My two kids hatched a plot recently. They tried to persuade me to attend a big annual Christmas party for their mom’s side of the family.
Their mother and I have been divorced for almost 10 years, and it had never occurred to me to attend her family’s get-together.
After a divorce, you shouldn’t hang out with your ex-wife’s mom, brothers, sisters, and cousins, should you? I don’t dislike any of them, but I wasn’t sure I’d be welcome at their raucous Christmas party, which features tons of food and a goofy gift exchange.
“Come on, you should go,” my 11-year-old son Connor told me.
“Yea, it’ll be fun,” my 28-year-old daughter Elyse said. “Everyone would be glad to see you.”
“Let me think about it,” I said.
I called their mom. I wasn’t about to attend the party if it made her uncomfortable.
We had a relatively amicable divorce back in 2002, and we rarely exchange cross words. Still, attending a Christmas party with her family?

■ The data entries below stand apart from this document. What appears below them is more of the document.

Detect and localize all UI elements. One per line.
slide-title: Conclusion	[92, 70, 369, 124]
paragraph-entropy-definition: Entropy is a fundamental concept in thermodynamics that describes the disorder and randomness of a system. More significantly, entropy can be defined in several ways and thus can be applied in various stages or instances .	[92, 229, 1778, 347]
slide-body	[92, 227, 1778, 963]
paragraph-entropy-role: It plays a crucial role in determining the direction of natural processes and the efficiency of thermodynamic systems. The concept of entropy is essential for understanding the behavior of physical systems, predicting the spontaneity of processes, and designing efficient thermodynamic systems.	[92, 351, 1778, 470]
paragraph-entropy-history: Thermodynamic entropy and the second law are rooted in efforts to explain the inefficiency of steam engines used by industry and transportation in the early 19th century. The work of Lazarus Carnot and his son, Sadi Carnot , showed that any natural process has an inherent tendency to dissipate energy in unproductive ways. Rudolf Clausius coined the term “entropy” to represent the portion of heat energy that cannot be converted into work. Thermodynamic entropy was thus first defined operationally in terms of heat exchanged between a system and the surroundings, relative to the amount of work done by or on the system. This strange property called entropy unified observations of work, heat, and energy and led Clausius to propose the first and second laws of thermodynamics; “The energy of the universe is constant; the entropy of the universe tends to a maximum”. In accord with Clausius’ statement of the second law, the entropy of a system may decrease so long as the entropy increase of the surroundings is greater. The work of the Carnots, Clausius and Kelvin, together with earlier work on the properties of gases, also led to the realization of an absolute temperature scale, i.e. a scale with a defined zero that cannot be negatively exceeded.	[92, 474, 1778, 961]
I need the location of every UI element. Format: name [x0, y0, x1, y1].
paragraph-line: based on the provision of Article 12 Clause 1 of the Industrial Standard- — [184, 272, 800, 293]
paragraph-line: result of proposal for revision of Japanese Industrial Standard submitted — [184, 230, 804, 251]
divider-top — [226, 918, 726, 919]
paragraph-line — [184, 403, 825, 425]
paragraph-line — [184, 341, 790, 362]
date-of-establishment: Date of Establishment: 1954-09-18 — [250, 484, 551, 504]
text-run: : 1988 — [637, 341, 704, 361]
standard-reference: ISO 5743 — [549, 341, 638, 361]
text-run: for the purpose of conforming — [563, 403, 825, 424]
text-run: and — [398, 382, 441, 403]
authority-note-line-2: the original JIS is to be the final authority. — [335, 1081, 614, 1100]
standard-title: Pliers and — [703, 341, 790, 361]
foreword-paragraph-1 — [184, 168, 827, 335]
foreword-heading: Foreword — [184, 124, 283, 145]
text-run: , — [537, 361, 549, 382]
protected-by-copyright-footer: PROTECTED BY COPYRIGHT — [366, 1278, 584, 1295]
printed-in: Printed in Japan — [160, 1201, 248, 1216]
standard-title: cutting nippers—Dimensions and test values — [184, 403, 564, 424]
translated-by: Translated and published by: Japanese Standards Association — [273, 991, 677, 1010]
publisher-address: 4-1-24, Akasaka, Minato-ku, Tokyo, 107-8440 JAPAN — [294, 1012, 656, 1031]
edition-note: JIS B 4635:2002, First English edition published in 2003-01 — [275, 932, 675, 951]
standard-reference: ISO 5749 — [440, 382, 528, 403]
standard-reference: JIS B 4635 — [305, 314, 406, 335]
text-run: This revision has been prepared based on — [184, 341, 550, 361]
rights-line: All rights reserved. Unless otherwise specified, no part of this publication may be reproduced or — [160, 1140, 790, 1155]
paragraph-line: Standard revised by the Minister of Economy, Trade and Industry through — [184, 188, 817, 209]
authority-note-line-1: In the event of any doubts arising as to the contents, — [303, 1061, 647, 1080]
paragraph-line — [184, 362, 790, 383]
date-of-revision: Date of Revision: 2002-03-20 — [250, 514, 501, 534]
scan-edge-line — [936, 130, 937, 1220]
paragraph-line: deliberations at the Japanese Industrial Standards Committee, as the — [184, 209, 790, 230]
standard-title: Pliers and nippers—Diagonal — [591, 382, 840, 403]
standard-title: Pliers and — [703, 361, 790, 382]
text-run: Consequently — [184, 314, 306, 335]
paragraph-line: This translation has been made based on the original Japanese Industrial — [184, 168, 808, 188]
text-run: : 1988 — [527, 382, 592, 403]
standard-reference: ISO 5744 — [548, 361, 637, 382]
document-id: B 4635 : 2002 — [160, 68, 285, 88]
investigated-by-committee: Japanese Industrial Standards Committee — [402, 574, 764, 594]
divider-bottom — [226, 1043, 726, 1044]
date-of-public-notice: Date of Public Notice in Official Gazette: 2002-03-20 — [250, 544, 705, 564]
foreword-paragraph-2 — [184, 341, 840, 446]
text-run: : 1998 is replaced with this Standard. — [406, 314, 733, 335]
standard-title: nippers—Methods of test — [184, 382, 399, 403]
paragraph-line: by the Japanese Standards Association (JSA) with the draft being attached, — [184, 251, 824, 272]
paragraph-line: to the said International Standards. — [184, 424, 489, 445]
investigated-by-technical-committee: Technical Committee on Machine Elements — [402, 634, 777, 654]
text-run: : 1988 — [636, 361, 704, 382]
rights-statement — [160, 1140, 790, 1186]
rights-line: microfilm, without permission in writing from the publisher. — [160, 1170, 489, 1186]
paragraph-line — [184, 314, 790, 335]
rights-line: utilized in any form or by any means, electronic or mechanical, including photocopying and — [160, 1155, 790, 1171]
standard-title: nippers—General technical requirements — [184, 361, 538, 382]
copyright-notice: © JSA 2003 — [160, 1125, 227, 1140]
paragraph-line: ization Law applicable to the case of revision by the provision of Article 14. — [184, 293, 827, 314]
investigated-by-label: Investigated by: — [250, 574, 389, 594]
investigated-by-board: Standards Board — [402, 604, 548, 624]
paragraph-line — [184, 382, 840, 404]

“Sure,” my ex-wife said. “I’ve got no problem with it.”
So I went, not sure what to expect.
I’d seen my ex-wife’s mom numerous times over the years, and we’ve always gotten along. I’d even seen a few of my ex’s seven siblings once or twice.
But I’d never seen the whole clan – which numbers more than 50 with kids, grandkids and cousins – all together since the divorce.
The big family get-together
I rang the doorbell at the party, and my daughter let me in. She gave me a hug and took my hand.
We walked through the entry hall into the expansive family room where the mob was gathered.
“Hey!” several people shouted.
Two of my ex-wife’s sisters approached me.
“Howdy, stranger!” one said, reaching out to hug me.
“How are you!” another said, also offering a hug.
I was greeted almost like a celebrity. I made my way through the crowd, shaking hands and hugging people.
I couldn’t have asked for a warmer welcome. The decade since we’d last seen each other evaporated, and I felt like they were my family again.
There’s a message here. When you divorce, you don’t have to lose contact with your ex-wife’s family. Of course, you can if you feel awkward being around them. In some cases, you’re ex’s family wouldn’t want you around.
But in most cases, I’d say, your ex-wife’s family would be happy to see you. And what better time to rebuild relationships than at Christmas? Unless your divorce was extremely bitter, why cut off people who cared about you and vice versa?
Especially if you and your ex had kids together, you should try to maintain a relationship with her family. Your kids had to endure the breakup of their parents. Why make them endure a breakup on their larger family?
When I got to the Christmas party, my son stood by my side much of the time. He seemed comforted by the fact that I had rejoined the fold. I love taking pictures at family events, and this was no different.
I got pictures of all my ex’s siblings and many of their kids, who were tiny the last time I saw them and were now approaching adulthood. I handed someone my camera to take a picture of me and my kids together.
When it was time to go, I made my way through the crowd again. I can’t remember the last time I shook so many hands or received so many hugs.
“Be sure and come back next year,” a brother-in-law of my ex-wife said.
“And every year,” his wife said.
I will. I wouldn’t miss another family Christmas party.
Consider staying in touch with your ex-wife’s family. Even if it’s been years since you talked, you might be surprised at how much you enjoy their company. I was.